It is not good enough to say that we can never know what things are like for the dog. That is true, but that does not mean that there is nothing more to say. We do not lay moral blame on dogs. Why don't we? The reason is not obvious, certainly not if you think that dogs do have the capacity to communicate their thoughts to us, and sometimes intend to do this. A dog can be 'bad', or turn bad, with tragic consequences. We blame the summer heat, not the dog.
The central question that needs to be addressed is what it is about 'language' in the true sense, a system of conventional or non-natural signs, that makes possible the evaluation and criticism of actions. There are various non-linguistic means of 'getting information across'. The question is what only language, in this sense, can do.
I would agree that I do have a problem with the distinction between beings that lack language as a matter of 'nature' and those that merely have yet to acquire it. (Your inarticulate tribesmen might or might not have developed a systematic sign language, or they might be in the process of developing one.) A point that could also be made is that here are things you can't do with anything that has a human shape. — I am not sure what to say here.
Why isn't the crucial moral feature the presence of consciousness? Peter Carruthers in his book The Animals Issue, argues that non-human animals are not conscious of their 'feelings', such as pain or discomfort, and that this is the morally relevant feature. For him, it is the capacity for language that accounts for the difference between beings that can be conscious of their feelings and beings that simply feel. It might be worth having a look at his book if you were interested in pursuing the subject further.
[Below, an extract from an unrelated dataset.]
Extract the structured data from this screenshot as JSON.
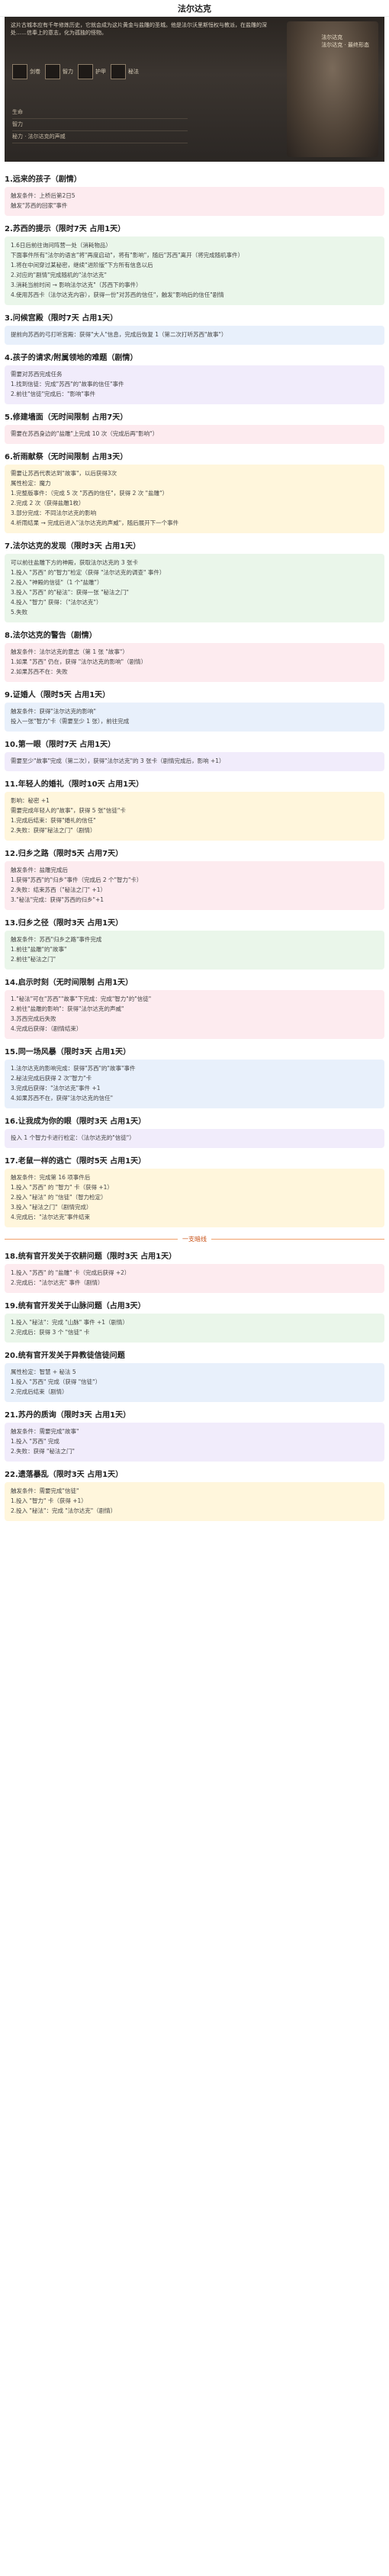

Finally, congratulations on completing this section of the course! You now need to think carefully about which essays you want to prepare for the Associate Diploma portfolio. After some discussion, the level required for a pass has been set at essays that would score a 2/i or 60% in a first year undergraduate course. This is a not an easy mark to aim at, or at any rate not for some students. The length to aim at is 2,500 words, or a maximum of 3,000. Remember that before assembling your portfolio you can submit as few, or as many essays to me as you feel necessary. (I enclose some blue slips.) There is nothing to stop you tackling new topics if you want, although with ten Pathways essays you should have enough to choose from!